As generative AI moves from experimental prototypes to full-scale production, businesses are focusing on cost-efficiency. Running large language models (LLMs) can be expensive, prompting companies to explore methods like caching and routing simpler queries to smaller models. At its re:Invent conference, AWS introduced two such features for its Bedrock LLM hosting service: prompt caching and intelligent prompt routing.
Prompt caching helps eliminate redundant processing of repeated queries. For example, when multiple users ask similar questions about the same document, caching prevents the model from reprocessing each query from scratch. According to Atul Deo, AWS’s director of product for Bedrock, this approach significantly reduces costs and improves efficiency, especially as context windows grow larger. Models like Nova are now capable of handling 300,000 to 2 million tokens, and this capacity is expected to increase.
AWS claims that caching can lower costs by up to 90% and reduce response times by as much as 85%. Adobe, one of the companies testing this feature, reported a 72% decrease in response time for its generative AI applications on Bedrock.
The second feature, intelligent prompt routing, optimizes the use of different models within the same model family. It evaluates incoming queries and automatically routes them to the most suitable model. Simpler queries are sent to smaller, faster models, avoiding the expense of using highly capable but slower ones.
While prompt routing is not entirely new—similar systems exist in open-source projects and startups—AWS emphasizes that its solution requires minimal human input. Currently, the routing feature is limited to models within the same family, but AWS plans to expand its capabilities and offer more customization options in the future.

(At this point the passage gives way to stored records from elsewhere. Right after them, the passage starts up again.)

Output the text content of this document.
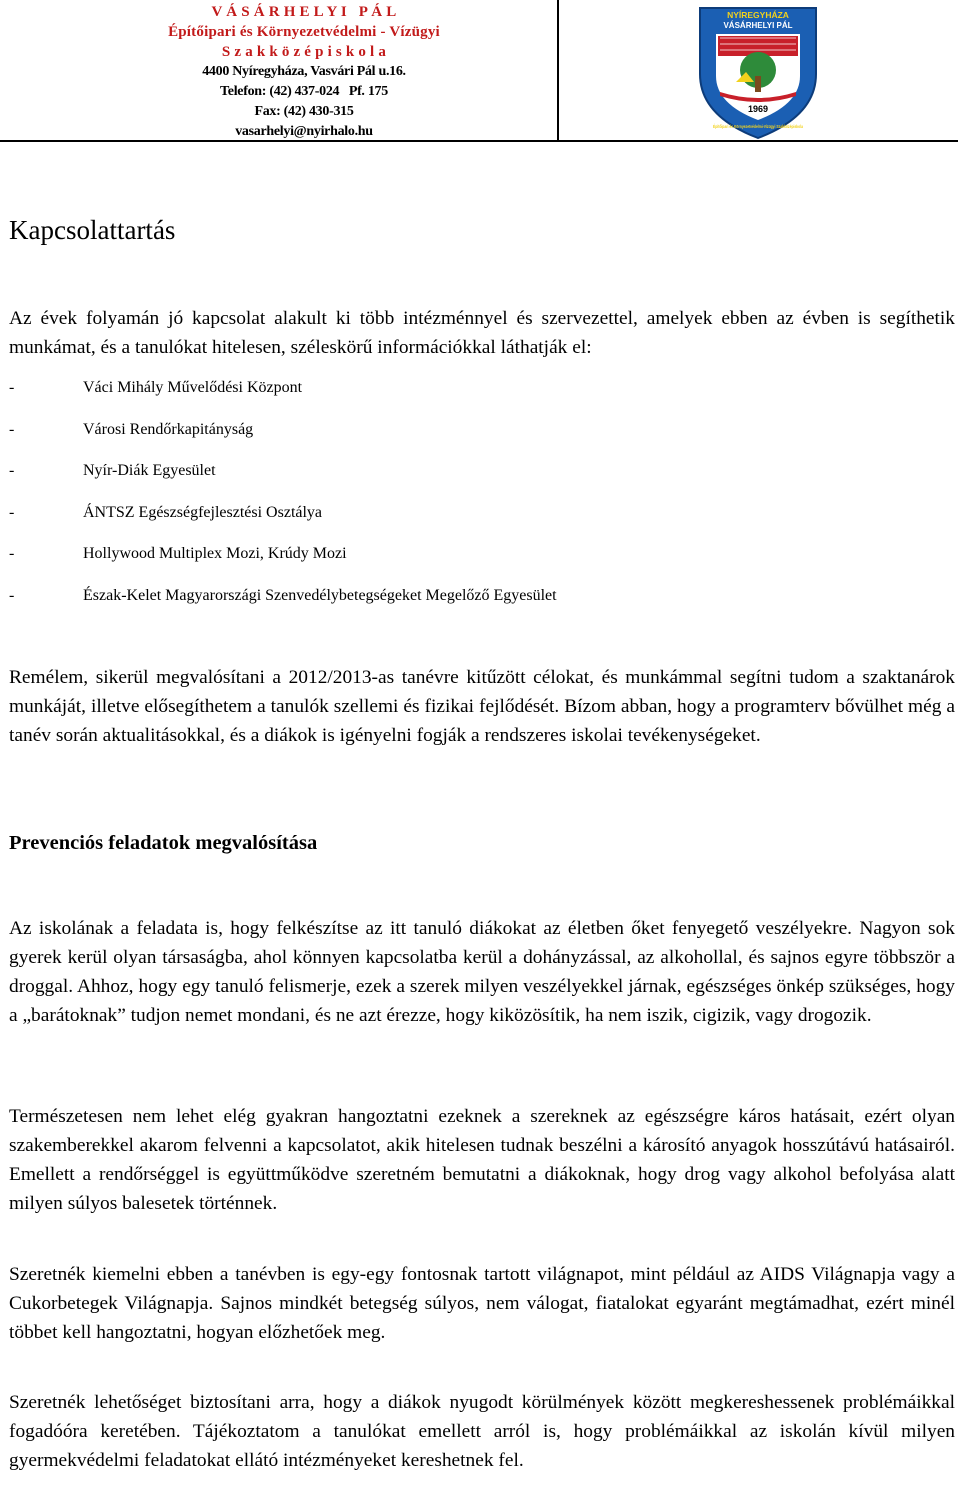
V Á S Á R H E L Y I   P Á L
Építőipari és Környezetvédelmi - Vízügyi
S z a k k ö z é p i s k o l a
4400 Nyíregyháza, Vasvári Pál u.16.
Telefon: (42) 437-024   Pf. 175
Fax: (42) 430-315
vasarhelyi@nyirhalo.hu
NYÍREGYHÁZA
VÁSÁRHELYI PÁL
1969
Építőipari és Környezetvédelmi-Vízügyi Szakközépiskola
Kapcsolattartás
Az évek folyamán jó kapcsolat alakult ki több intézménnyel és szervezettel, amelyek ebben az évben is segíthetik munkámat, és a tanulókat hitelesen, széleskörű információkkal láthatják el:
-	Váci Mihály Művelődési Központ
-	Városi Rendőrkapitányság
-	Nyír-Diák Egyesület
-	ÁNTSZ Egészségfejlesztési Osztálya
-	Hollywood Multiplex Mozi, Krúdy Mozi
-	Észak-Kelet Magyarországi Szenvedélybetegségeket Megelőző Egyesület
Remélem, sikerül megvalósítani a 2012/2013-as tanévre kitűzött célokat, és munkámmal segítni tudom a szaktanárok munkáját, illetve elősegíthetem a tanulók szellemi és fizikai fejlődését. Bízom abban, hogy a programterv bővülhet még a tanév során aktualitásokkal, és a diákok is igényelni fogják a rendszeres iskolai tevékenységeket.
Prevenciós feladatok megvalósítása
Az iskolának a feladata is, hogy felkészítse az itt tanuló diákokat az életben őket fenyegető veszélyekre. Nagyon sok gyerek kerül olyan társaságba, ahol könnyen kapcsolatba kerül a dohányzással, az alkohollal, és sajnos egyre többször a droggal. Ahhoz, hogy egy tanuló felismerje, ezek a szerek milyen veszélyekkel járnak, egészséges önkép szükséges, hogy a „barátoknak” tudjon nemet mondani, és ne azt érezze, hogy kiközösítik, ha nem iszik, cigizik, vagy drogozik.
Természetesen nem lehet elég gyakran hangoztatni ezeknek a szereknek az egészségre káros hatásait, ezért olyan szakemberekkel akarom felvenni a kapcsolatot, akik hitelesen tudnak beszélni a károsító anyagok hosszútávú hatásairól. Emellett a rendőrséggel is együttműködve szeretném bemutatni a diákoknak, hogy drog vagy alkohol befolyása alatt milyen súlyos balesetek történnek.
Szeretnék kiemelni ebben a tanévben is egy-egy fontosnak tartott világnapot, mint például az AIDS Világnapja vagy a Cukorbetegek Világnapja. Sajnos mindkét betegség súlyos, nem válogat, fiatalokat egyaránt megtámadhat, ezért minél többet kell hangoztatni, hogyan előzhetőek meg.
Szeretnék lehetőséget biztosítani arra, hogy a diákok nyugodt körülmények között megkereshessenek problémáikkal fogadóóra keretében. Tájékoztatom a tanulókat emellett arról is, hogy problémáikkal az iskolán kívül milyen gyermekvédelmi feladatokat ellátó intézményeket kereshetnek fel.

To support niche needs, AWS also announced a Bedrock marketplace. This platform allows businesses to access hundreds of specialized models tailored for smaller audiences. Unlike standard Bedrock services, users of the marketplace will need to manage infrastructure capacity themselves. At launch, the marketplace will feature around 100 specialized models, with plans to add more.

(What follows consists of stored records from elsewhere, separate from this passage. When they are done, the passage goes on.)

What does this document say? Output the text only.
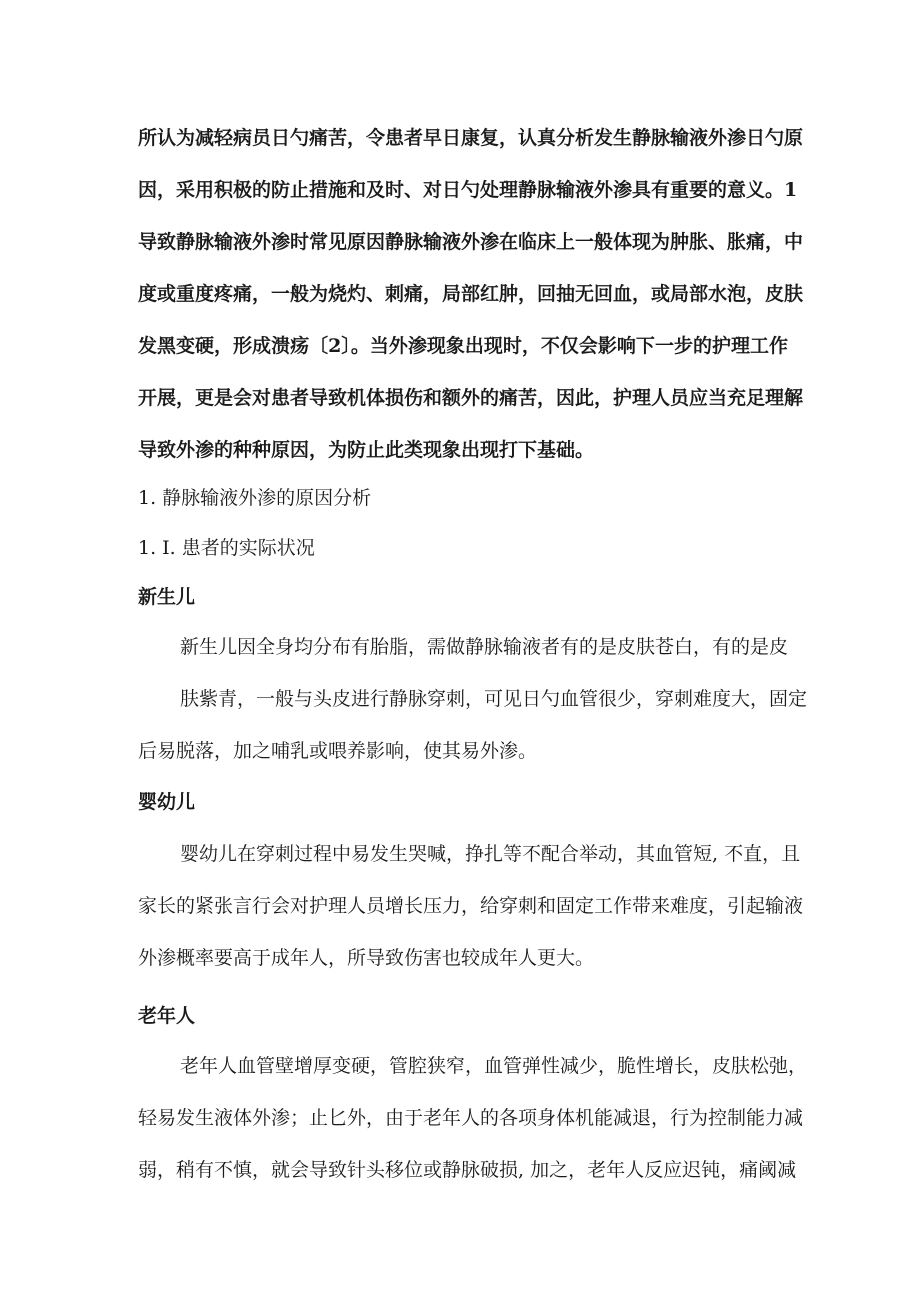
所认为减轻病员日勺痛苦，令患者早日康复，认真分析发生静脉输液外渗日勺原
因，采用积极的防止措施和及时、对日勺处理静脉输液外渗具有重要的意义。1
导致静脉输液外渗时常见原因静脉输液外渗在临床上一般体现为肿胀、胀痛，中
度或重度疼痛，一般为烧灼、刺痛，局部红肿，回抽无回血，或局部水泡，皮肤
发黑变硬，形成溃疡〔2〕。当外渗现象出现时，不仅会影响下一步的护理工作
开展，更是会对患者导致机体损伤和额外的痛苦，因此，护理人员应当充足理解
导致外渗的种种原因，为防止此类现象出现打下基础。
1. 静脉输液外渗的原因分析
1. I. 患者的实际状况
新生儿
新生儿因全身均分布有胎脂，需做静脉输液者有的是皮肤苍白，有的是皮
肤紫青，一般与头皮进行静脉穿刺，可见日勺血管很少，穿刺难度大，固定
后易脱落，加之哺乳或喂养影响，使其易外渗。
婴幼儿
婴幼儿在穿刺过程中易发生哭喊，挣扎等不配合举动，其血管短, 不直，且
家长的紧张言行会对护理人员增长压力，给穿刺和固定工作带来难度，引起输液
外渗概率要高于成年人，所导致伤害也较成年人更大。
老年人
老年人血管壁增厚变硬，管腔狭窄，血管弹性减少，脆性增长，皮肤松弛，
轻易发生液体外渗；止匕外，由于老年人的各项身体机能减退，行为控制能力减
弱，稍有不慎，就会导致针头移位或静脉破损, 加之，老年人反应迟钝，痛阈减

These new features—prompt caching and intelligent routing—aim to make generative AI more cost-effective and accessible for businesses. While AWS’s innovations are part of a broader industry trend, their focus on reducing costs and enhancing efficiency positions Bedrock as a valuable tool for organizations scaling their AI operations. The introduction of a specialized model marketplace further broadens Bedrock’s appeal, catering to diverse use cases across industries.